I didn’t remember the last time I’d gone out for groceries, and it showed. While I dug around in my decidedly empty fridge, Lil paced a tight circle in my living room. Her stormy gaze settled on all the empty take-out cartons and abandoned coffee mugs. She pursed her lips, then whistled her disapproval. The only thing that separated my kitchen from the rest of the living space was a little half-wall set up as a kind of breakfast bar. I glared over it.
“Don’t start,” I grumbled.
Striding smartly over to the breakfast bar, she eased her hip onto one of two stools sitting there.
“You always were a champion sulker, when you put your mind to it,” she said. “So how long have you been depressed? Your place didn’t look this bad a month ago.”
I dragged a half-empty bottle of orange juice from the furthest reaches of the fridge. The fluid inside swirled thickly, and it was a week past the expiration date. I lifted the cap to check it anyway, reeling back in disgust. With a string of unhappy expletives, I chucked it into the wastebasket, where it balanced precariously on top of all the other trash.
“I’m not depressed,” I objected, turning to the coffee maker. Coffee was good. Coffee was something I knew I still had. “Just got a lot on my mind.”

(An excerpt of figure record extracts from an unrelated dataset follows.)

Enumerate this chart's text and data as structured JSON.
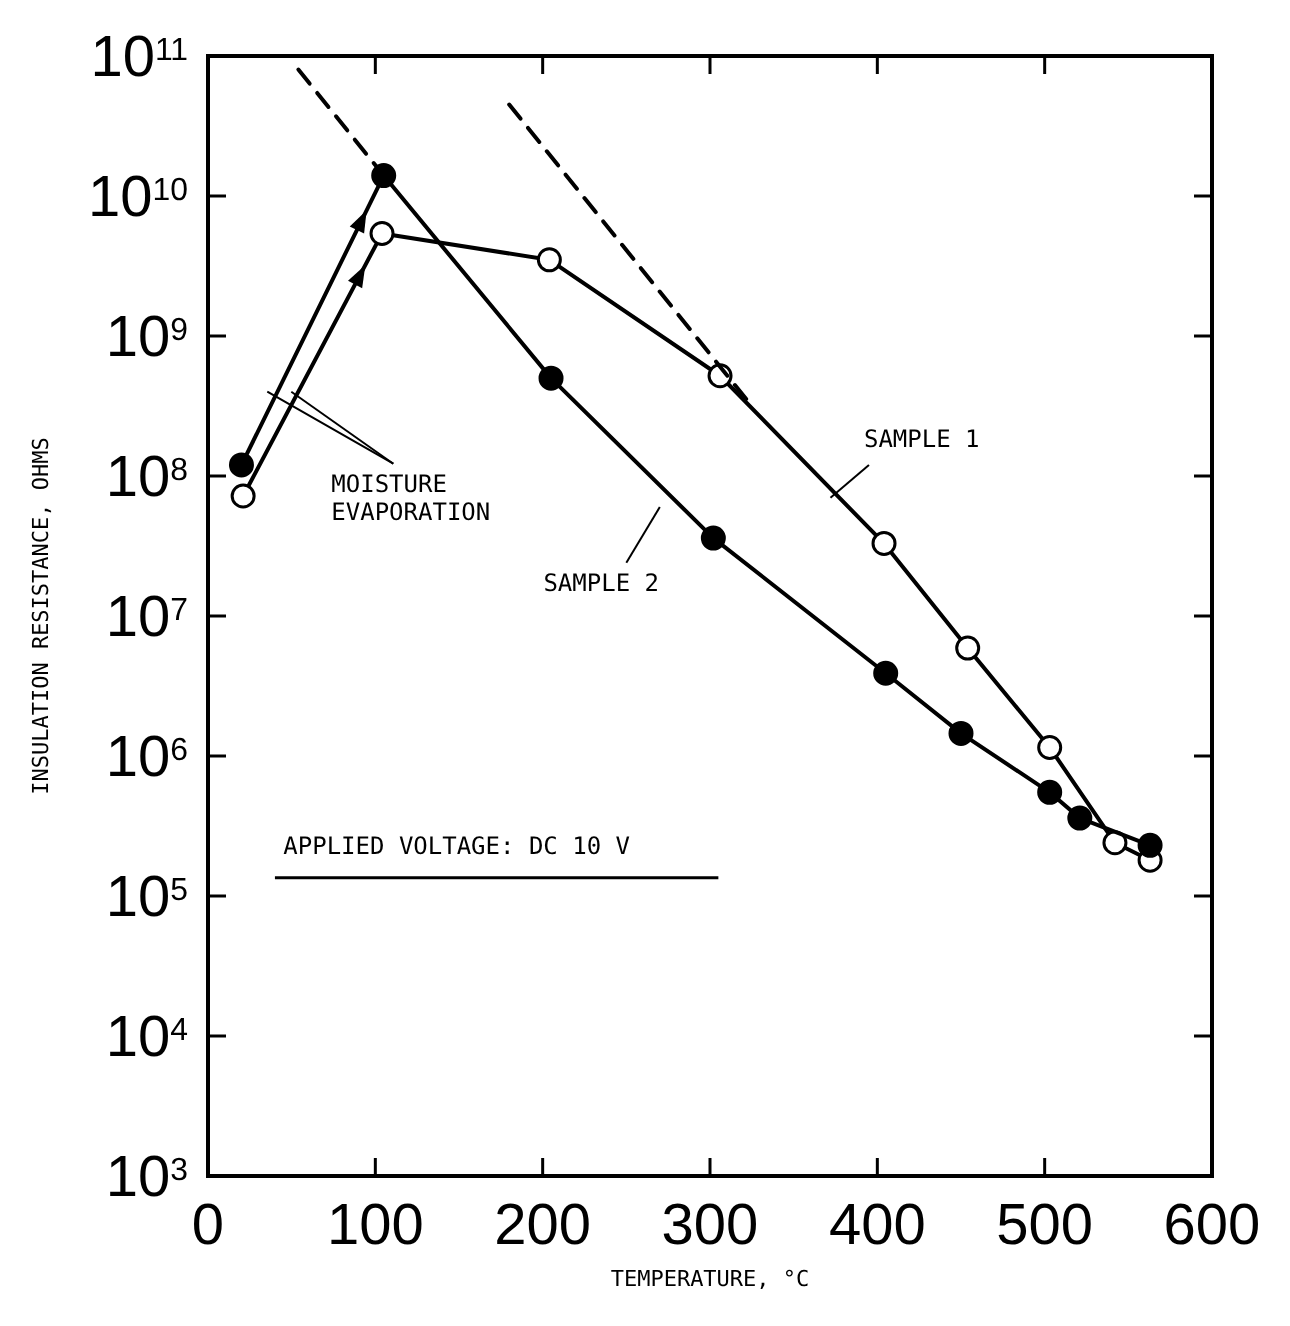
{
  "chart_data": {
    "type": "line",
    "xlabel": "TEMPERATURE, °C",
    "ylabel": "INSULATION RESISTANCE, OHMS",
    "log": "y",
    "xlim": [
      0,
      600
    ],
    "ylim": [
      1000,
      100000000000
    ],
    "xticks": [
      0,
      100,
      200,
      300,
      400,
      500,
      600
    ],
    "yticks": [
      {
        "value": 1000,
        "label": "10$^{3}$"
      },
      {
        "value": 10000,
        "label": "10$^{4}$"
      },
      {
        "value": 100000,
        "label": "10$^{5}$"
      },
      {
        "value": 1000000,
        "label": "10$^{6}$"
      },
      {
        "value": 10000000,
        "label": "10$^{7}$"
      },
      {
        "value": 100000000,
        "label": "10$^{8}$"
      },
      {
        "value": 1000000000,
        "label": "10$^{9}$"
      },
      {
        "value": 10000000000,
        "label": "10$^{10}$"
      },
      {
        "value": 100000000000,
        "label": "10$^{11}$"
      }
    ],
    "series": [
      {
        "name": "SAMPLE 1",
        "color": "#000000",
        "marker": "circle",
        "x": [
          21,
          104,
          204,
          306,
          404,
          454,
          503,
          542,
          563
        ],
        "values": [
          72000000,
          5400000000,
          3500000000,
          520000000,
          33000000,
          5900000,
          1150000,
          240000,
          180000
        ]
      },
      {
        "name": "SAMPLE 2",
        "color": "#000000",
        "marker": "circle",
        "x": [
          20,
          105,
          205,
          302,
          405,
          450,
          503,
          521,
          563
        ],
        "values": [
          120000000,
          14000000000,
          500000000,
          36000000,
          3900000,
          1450000,
          550000,
          360000,
          230000
        ]
      },
      {
        "color": "#000000",
        "marker": "none",
        "line_style": "dashed",
        "x": [
          54,
          105
        ],
        "values": [
          80000000000,
          14000000000
        ]
      },
      {
        "color": "#000000",
        "marker": "none",
        "line_style": "dashed",
        "x": [
          180,
          322
        ],
        "values": [
          45000000000,
          350000000
        ]
      }
    ],
    "annotations": [
      {
        "text": "MOISTURE EVAPORATION",
        "x": 45,
        "y": 400000000
      },
      "APPLIED VOLTAGE: DC 10 V"
    ]
  }
}
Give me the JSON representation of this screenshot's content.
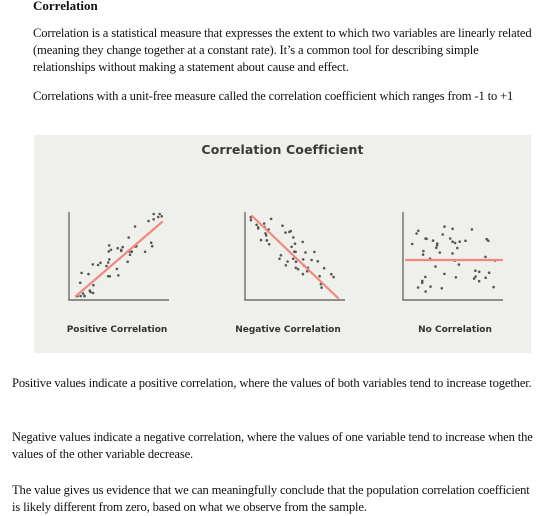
{
  "document": {
    "heading": "Correlation",
    "intro": [
      "Correlation is a statistical measure that expresses the extent to which two variables are linearly related (meaning they change together at a constant rate). It’s a common tool for describing simple relationships without making a statement about cause and effect.",
      "Correlations with a unit-free measure called the correlation coefficient which ranges from -1 to +1"
    ],
    "paragraphs": [
      "Positive values indicate a positive correlation, where the values of both variables tend to increase together.",
      "Negative values indicate a negative correlation, where the values of one variable tend to increase when the values of the other variable decrease.",
      "The value gives us evidence that we can meaningfully conclude that the population correlation coefficient is likely different from zero, based on what we observe from the sample."
    ]
  },
  "figure": {
    "title": "Correlation Coefficient",
    "colors": {
      "background": "#efefeb",
      "axis": "#555555",
      "dot": "#555555",
      "trend": "#ef8a80"
    },
    "panels": [
      {
        "label": "Positive Correlation",
        "trend": "positive"
      },
      {
        "label": "Negative Correlation",
        "trend": "negative"
      },
      {
        "label": "No Correlation",
        "trend": "none"
      }
    ]
  }
}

“So next you’ll tell me you’re perfectly fine after that fight.” Lil made a skeptical noise, tapping her nails against the counter. “Weren’t you getting out of those pants?”

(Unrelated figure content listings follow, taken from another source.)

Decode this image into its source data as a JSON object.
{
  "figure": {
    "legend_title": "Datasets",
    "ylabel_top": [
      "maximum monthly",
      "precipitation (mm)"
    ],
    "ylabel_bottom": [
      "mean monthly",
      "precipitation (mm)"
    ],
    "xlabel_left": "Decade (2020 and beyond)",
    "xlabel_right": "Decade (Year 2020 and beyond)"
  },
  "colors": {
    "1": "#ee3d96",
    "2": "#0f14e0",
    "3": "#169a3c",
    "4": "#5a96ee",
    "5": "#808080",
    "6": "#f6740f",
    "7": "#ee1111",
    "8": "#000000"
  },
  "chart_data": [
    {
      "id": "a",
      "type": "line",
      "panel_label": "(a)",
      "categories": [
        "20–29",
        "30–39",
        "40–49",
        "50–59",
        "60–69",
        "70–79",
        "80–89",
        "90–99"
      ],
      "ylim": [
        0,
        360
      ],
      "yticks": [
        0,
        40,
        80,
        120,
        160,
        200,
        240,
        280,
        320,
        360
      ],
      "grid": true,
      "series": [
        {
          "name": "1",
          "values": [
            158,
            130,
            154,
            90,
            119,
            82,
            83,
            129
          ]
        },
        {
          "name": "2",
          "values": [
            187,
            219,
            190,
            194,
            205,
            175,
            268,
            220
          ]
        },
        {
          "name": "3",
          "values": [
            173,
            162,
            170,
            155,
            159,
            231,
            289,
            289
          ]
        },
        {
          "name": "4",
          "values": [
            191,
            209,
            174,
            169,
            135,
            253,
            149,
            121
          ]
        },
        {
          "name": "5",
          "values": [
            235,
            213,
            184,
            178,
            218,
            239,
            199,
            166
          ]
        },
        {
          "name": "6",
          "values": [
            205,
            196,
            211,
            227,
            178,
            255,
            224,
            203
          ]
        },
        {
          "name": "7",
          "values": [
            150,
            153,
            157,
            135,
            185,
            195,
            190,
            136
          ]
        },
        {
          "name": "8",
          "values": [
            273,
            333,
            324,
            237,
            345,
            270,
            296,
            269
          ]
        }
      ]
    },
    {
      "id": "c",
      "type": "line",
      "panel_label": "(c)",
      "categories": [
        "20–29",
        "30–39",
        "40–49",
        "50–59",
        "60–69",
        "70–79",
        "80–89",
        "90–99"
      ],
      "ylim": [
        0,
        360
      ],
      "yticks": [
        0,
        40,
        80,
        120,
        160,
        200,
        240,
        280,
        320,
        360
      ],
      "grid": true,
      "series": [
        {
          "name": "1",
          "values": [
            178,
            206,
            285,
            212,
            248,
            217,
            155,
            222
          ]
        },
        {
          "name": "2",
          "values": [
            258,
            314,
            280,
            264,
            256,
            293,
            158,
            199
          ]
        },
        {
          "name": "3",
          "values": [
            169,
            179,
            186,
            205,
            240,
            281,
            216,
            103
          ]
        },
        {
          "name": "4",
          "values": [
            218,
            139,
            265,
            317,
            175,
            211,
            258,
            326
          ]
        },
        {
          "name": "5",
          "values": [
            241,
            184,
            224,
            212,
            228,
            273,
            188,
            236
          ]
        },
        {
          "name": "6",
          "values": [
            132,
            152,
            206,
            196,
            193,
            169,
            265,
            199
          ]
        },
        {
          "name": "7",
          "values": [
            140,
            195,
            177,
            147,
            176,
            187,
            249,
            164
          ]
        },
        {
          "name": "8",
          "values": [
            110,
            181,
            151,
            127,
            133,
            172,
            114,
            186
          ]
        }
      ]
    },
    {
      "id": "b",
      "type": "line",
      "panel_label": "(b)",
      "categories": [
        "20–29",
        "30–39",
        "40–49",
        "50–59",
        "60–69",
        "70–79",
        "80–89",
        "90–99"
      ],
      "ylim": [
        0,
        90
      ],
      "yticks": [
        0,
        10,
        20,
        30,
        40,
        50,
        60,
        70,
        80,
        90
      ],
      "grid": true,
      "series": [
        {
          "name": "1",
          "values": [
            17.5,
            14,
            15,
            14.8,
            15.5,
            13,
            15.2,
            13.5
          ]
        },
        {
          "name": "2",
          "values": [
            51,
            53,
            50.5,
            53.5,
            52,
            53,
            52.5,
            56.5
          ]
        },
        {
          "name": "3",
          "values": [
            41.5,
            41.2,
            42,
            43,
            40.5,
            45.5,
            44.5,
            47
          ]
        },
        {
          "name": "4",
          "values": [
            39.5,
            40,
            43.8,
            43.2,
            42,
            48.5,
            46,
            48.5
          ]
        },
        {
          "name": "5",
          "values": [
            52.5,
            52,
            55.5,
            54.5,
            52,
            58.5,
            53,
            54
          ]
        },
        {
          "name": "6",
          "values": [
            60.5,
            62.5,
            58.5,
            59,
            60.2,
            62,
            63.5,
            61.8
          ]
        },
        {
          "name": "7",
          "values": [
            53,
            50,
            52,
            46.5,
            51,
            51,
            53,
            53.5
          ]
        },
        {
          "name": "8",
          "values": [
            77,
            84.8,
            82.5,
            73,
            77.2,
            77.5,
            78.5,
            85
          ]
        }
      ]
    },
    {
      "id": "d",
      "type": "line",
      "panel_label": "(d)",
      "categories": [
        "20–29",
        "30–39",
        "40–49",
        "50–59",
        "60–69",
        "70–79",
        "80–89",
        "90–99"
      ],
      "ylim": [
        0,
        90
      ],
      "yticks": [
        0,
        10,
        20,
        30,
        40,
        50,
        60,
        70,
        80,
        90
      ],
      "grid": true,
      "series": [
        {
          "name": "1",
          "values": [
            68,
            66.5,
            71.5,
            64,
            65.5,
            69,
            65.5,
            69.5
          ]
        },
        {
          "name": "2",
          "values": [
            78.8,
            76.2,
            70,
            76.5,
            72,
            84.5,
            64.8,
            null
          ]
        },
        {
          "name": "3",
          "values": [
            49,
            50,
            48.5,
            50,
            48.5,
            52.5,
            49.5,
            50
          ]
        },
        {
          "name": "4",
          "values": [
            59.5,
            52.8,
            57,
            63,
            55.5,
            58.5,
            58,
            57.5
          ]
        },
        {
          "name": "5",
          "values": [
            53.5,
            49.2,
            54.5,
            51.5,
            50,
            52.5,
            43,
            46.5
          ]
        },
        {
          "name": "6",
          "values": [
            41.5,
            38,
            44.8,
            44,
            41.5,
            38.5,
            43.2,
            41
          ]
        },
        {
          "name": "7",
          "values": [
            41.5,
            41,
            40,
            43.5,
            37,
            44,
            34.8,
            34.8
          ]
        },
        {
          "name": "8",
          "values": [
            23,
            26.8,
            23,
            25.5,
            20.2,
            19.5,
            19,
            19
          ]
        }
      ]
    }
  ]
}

“Hunh?” I looked up from where I was struggling—and failing—to separate a single coffee filter from all the rest.
“Pants, Zack. You’re still walking around in your bloody pants. Are you going to tell me what has you so rattled—or did they knock you stupid with a blow to the head?”
Still holding the coffee filters, I looked down. “Pants. Right.” Moving past her, I headed back to the apartment’s single bedroom. She plucked the coffee filters from my hands, then trailed after me, halting at the beginning of the hall.
“You drop dead back there and I’m going to do horrible things to your corpse,” she threatened.
I slammed the door. Moving unsteadily, I shucked off my jeans. The process seemed more awkward than it ought to be. The blood had soaked through everything. I had to lose the boxer-briefs, too. I was halfway through this process when I remembered I was still wearing my leather jacket. With my boxers tangled around my ankles, I fumbled with the jacket, everything below dangling in the wind. When I finally unzipped the leather to shrug it off, Halley’s collection of scribbled papers drifted to the floor.